EE364a: Course Information


Lectures are Tuesdays and Thursdays, 1:15-3:05pm, in Thornton 102. The lectures will be available (to registered students) in streaming video format a few hours after each live lecture, but you are encouraged to attend the live lectures if possible.

Several sets of videos of previous lectures are available, but should not be considered a substitute for coming to class.

Office hours

Thursdays 3:15pm–5:00pm, Packard 106.
Fridays 12:00pm–2:00pm, Packard 106.

Textbook and optional references

The textbook is Convex Optimization, available online, or in hard copy form at the Stanford Bookstore.

Several texts can serve as auxiliary or reference texts:

You won't need to consult them unless you want to.

Course requirements and grading


  • Weekly homework assignments. Homework will normally be assigned each Tuesday, and due the following Monday by 5pm in the box accross from Packard 243. Late homework will not be accepted. You are allowed, even encouraged, to work on the homework in small groups, but you must write up your own homework to hand in. Homework will be graded on a scale of 0–4.

  • Midterm exam. Friday July 25th or Saturday July 26th.

  • Final exam. Friday August 15th or Saturday August 16th.

The format is a take home exam, distributed on 5pm on Friday or Saturday and due in 24 hours. You (individually) choose one of the two dates. We will accommodate your schedule if you can't take it at one of these dates.

Grading: Homework 20%, midterm exam 30%, final exam 50%.


Good knowledge of linear algebra (as in EE263), and exposure to probability. Exposure to numerical computing, optimization, and application fields helpful but not required; the applications will be kept basic and simple.

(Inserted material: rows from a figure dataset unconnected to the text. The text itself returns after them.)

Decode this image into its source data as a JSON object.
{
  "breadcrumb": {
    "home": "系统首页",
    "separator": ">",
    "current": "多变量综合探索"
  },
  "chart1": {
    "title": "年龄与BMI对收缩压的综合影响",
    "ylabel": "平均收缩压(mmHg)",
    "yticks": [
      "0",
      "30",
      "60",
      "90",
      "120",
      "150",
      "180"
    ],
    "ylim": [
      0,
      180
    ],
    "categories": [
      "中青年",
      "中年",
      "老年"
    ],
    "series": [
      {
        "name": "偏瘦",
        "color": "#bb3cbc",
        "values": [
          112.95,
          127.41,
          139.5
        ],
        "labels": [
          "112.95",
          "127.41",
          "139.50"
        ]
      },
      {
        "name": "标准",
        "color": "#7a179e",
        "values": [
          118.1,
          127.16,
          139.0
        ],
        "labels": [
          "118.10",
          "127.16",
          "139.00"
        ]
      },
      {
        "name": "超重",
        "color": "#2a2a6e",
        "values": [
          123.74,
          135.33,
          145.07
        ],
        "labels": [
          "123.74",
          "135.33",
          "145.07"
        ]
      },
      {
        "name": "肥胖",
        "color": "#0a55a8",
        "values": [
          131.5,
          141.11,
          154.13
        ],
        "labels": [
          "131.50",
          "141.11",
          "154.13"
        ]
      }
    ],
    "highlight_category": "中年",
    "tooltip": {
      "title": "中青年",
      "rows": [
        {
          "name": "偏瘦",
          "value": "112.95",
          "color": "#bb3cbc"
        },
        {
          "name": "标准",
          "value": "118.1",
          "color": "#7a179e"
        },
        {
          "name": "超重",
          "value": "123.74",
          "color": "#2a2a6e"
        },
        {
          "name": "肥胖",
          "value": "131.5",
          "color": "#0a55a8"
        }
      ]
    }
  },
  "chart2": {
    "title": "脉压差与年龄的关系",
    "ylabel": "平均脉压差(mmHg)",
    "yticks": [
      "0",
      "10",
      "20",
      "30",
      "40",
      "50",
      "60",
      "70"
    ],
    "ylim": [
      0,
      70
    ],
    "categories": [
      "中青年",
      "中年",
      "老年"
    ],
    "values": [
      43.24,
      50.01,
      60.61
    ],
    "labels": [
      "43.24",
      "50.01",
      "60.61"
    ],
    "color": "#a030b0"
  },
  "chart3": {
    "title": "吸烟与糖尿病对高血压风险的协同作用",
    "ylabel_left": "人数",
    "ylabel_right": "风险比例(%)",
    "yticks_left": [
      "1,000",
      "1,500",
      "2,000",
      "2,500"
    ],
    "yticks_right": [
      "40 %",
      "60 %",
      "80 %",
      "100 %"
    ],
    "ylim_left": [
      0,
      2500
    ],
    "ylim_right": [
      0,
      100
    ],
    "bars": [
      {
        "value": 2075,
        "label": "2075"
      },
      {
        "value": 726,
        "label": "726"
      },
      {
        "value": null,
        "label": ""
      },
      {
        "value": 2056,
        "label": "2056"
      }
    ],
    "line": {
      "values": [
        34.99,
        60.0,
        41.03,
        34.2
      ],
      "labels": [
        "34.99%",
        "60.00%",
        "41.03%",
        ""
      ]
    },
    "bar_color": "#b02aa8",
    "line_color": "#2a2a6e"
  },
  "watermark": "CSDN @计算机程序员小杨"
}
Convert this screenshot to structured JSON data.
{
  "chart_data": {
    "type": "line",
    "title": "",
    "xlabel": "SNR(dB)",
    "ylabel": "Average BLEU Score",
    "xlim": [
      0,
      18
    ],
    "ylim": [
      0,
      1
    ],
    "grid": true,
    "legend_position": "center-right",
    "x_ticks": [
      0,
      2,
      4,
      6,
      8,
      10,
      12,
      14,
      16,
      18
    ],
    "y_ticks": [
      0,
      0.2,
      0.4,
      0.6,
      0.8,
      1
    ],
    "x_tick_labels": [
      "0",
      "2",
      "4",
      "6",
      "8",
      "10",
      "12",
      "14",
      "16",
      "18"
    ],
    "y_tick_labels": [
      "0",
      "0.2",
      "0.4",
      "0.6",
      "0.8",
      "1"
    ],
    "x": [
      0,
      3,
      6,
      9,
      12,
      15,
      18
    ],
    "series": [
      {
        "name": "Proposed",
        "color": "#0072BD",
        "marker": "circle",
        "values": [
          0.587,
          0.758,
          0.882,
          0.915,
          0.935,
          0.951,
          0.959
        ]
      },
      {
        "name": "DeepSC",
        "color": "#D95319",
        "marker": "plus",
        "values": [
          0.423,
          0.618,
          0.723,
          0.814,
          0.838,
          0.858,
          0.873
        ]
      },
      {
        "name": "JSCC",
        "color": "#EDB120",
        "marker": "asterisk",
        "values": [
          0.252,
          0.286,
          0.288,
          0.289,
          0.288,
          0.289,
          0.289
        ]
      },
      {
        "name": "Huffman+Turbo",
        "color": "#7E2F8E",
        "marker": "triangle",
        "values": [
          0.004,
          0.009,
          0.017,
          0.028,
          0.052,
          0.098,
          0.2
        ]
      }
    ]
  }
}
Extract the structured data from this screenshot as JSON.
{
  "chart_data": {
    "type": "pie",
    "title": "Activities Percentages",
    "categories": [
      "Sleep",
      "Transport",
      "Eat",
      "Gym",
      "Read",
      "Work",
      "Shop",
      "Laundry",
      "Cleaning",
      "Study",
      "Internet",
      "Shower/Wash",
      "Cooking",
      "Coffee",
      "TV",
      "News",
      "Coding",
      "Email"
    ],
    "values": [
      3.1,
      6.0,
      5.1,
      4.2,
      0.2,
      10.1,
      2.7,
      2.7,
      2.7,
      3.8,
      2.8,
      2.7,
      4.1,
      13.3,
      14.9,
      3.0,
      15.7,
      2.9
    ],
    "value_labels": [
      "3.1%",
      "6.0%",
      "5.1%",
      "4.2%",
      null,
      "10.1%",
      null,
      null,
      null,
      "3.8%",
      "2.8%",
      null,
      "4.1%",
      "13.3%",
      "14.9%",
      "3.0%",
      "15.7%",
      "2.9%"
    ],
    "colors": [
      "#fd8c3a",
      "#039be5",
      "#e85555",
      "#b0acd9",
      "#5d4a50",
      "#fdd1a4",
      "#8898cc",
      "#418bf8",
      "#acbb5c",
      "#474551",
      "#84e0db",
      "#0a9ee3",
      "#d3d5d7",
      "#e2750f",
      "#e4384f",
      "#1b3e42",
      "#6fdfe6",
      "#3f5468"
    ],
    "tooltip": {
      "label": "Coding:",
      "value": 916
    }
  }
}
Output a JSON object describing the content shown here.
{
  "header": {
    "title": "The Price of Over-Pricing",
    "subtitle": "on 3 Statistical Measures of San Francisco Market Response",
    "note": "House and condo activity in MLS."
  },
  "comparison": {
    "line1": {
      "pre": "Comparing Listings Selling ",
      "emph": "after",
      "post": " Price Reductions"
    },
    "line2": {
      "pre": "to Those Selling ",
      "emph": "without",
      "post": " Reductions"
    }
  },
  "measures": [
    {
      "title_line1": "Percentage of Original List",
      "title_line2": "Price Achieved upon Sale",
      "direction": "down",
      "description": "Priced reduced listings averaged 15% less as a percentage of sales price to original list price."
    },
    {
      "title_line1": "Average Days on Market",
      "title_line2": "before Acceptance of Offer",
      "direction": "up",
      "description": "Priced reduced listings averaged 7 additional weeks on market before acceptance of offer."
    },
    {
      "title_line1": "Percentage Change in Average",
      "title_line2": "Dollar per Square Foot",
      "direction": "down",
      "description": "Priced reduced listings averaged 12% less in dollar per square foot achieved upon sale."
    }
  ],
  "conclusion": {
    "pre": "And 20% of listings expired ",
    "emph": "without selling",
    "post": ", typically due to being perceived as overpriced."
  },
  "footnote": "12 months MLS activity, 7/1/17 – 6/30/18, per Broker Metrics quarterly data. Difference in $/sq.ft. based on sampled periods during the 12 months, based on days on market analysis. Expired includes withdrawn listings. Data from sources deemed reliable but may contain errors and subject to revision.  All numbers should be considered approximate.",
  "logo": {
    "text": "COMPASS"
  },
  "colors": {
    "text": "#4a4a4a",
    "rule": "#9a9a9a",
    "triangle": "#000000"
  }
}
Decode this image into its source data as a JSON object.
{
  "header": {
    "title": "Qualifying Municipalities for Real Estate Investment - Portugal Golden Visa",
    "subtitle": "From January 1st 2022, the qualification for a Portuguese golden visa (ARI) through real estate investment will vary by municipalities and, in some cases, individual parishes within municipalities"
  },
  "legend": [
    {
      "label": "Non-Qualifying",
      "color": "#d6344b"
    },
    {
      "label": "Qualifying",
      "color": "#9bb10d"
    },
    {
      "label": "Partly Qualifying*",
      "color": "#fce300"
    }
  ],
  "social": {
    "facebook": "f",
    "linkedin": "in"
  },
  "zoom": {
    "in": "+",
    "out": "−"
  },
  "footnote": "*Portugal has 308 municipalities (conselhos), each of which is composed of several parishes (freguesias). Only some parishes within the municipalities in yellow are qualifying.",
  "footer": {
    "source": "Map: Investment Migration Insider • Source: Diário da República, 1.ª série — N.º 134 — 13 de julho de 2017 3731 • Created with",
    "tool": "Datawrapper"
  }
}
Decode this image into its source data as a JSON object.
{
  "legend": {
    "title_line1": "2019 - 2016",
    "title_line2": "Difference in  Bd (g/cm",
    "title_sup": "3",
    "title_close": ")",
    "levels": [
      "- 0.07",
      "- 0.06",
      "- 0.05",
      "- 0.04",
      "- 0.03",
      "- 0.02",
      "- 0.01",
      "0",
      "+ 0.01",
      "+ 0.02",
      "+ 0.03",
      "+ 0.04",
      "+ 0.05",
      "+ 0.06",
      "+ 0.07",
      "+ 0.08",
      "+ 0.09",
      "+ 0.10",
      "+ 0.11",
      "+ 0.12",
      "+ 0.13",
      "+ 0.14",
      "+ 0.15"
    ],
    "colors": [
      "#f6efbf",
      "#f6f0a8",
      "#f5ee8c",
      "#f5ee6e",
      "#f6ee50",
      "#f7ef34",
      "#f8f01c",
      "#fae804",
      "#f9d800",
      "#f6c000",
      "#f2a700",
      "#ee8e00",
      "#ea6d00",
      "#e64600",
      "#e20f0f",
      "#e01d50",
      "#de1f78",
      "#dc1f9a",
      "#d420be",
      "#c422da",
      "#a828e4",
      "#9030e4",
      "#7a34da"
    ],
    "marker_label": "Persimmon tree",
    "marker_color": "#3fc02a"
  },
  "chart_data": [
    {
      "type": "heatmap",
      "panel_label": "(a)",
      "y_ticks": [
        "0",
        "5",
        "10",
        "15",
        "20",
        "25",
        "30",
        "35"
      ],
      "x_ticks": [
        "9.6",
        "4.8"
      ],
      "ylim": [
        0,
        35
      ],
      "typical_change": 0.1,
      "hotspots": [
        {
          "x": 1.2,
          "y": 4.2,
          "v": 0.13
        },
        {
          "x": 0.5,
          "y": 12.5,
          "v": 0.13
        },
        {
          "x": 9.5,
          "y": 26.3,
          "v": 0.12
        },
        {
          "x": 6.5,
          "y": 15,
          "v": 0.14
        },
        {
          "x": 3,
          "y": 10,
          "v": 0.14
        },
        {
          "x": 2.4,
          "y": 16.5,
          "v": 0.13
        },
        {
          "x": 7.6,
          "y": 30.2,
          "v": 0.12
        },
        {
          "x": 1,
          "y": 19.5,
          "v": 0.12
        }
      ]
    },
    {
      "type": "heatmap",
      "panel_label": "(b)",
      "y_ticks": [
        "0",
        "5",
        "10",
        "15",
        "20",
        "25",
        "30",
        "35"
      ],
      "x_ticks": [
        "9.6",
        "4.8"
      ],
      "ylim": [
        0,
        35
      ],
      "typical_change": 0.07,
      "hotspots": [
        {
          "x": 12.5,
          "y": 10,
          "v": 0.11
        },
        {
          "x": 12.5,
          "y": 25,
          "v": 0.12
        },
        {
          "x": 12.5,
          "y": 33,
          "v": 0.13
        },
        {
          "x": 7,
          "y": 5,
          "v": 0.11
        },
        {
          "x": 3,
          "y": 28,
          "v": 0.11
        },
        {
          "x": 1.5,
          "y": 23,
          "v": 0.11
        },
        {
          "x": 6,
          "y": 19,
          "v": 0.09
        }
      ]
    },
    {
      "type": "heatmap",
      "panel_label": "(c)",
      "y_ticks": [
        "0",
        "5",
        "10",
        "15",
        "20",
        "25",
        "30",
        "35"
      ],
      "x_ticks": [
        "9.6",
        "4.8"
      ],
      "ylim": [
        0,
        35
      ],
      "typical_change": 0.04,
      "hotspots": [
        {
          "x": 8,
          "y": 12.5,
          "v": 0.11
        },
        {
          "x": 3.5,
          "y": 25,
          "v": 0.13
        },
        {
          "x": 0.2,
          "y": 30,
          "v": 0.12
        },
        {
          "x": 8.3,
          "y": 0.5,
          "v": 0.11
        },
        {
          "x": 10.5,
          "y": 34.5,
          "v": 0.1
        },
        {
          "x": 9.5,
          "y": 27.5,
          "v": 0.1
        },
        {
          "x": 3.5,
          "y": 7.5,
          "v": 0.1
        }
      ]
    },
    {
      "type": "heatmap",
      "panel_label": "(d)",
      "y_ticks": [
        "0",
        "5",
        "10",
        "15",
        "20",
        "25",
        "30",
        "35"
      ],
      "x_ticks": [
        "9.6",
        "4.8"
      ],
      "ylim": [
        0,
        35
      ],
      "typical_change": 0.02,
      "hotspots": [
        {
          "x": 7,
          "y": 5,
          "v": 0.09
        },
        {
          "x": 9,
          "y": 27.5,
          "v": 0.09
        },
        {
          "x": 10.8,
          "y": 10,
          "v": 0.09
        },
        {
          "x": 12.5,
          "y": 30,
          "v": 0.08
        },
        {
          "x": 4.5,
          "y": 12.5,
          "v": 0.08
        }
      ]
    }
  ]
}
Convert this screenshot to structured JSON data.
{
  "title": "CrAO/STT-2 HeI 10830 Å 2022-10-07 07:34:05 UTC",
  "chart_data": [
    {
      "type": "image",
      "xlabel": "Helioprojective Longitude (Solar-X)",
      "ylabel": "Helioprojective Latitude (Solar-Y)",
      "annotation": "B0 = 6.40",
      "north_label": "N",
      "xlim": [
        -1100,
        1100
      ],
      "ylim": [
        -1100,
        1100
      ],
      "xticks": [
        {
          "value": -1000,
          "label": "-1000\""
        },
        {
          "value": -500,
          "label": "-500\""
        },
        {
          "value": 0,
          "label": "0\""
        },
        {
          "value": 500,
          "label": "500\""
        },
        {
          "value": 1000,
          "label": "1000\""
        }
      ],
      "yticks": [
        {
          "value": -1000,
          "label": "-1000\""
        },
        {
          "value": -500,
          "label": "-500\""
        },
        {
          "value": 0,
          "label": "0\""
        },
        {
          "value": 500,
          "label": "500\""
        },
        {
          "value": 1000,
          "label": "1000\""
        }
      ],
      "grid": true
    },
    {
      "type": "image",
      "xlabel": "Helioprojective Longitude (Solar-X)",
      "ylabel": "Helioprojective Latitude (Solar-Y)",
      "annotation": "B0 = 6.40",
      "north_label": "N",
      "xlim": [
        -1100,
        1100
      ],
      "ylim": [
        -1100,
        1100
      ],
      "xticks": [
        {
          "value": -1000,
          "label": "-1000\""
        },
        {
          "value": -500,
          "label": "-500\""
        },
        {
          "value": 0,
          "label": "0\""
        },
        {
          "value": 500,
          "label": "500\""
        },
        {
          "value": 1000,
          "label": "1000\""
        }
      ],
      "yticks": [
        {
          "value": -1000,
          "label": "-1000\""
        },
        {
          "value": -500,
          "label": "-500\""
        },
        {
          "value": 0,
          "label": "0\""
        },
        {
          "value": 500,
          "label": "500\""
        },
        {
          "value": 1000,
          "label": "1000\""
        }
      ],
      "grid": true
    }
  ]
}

You will use Python and CVXPY to write simple scripts, so some basic familiarity with python will be required.


This class has no formal quizzes. There are on-line quizzes on the lecture slides page. These are just for fun; they are not graded and your responses are not logged.

Catalog description

Concentrates on recognizing and solving convex optimization problems that arise in applications. Convex sets, functions, and optimization problems. Basics of convex analysis. Least-squares, linear and quadratic programs, semidefinite programming, minimax, extremal volume, and other problems. Optimality conditions, duality theory, theorems of alternative, and applications. Interior-point methods. Applications to signal processing, statistics and machine learning, control and mechanical engineering, digital and analog circuit design, and finance.

Course objectives

  • to give students the tools and training to recognize convex optimization problems that arise in applications

  • to present the basic theory of such problems, concentrating on results that are useful in computation

  • to give students a thorough understanding of how such problems are solved, and some experience in solving them

  • to give students the background required to use the methods in their own research work or applications

Intended audience

This course should benefit anyone who uses or will use scientific computing or optimization in engineering or related work (e.g., machine learning, finance). More specifically, people from the following departments and fields: Electrical Engineering (especially areas like signal and image processing, communications, control, EDA & CAD); Aero & Astro (control, navigation, design), Mechanical & Civil Engineering (especially robotics, control, structural analysis, optimization, design); Computer Science (especially machine learning, robotics, computer graphics, algorithms & complexity, computational geometry); Operations Research (MS&E at Stanford); Scientific Computing and Computational Mathematics. The course may be useful to students and researchers in several other fields as well: Mathematics, Statistics, Finance, Economics.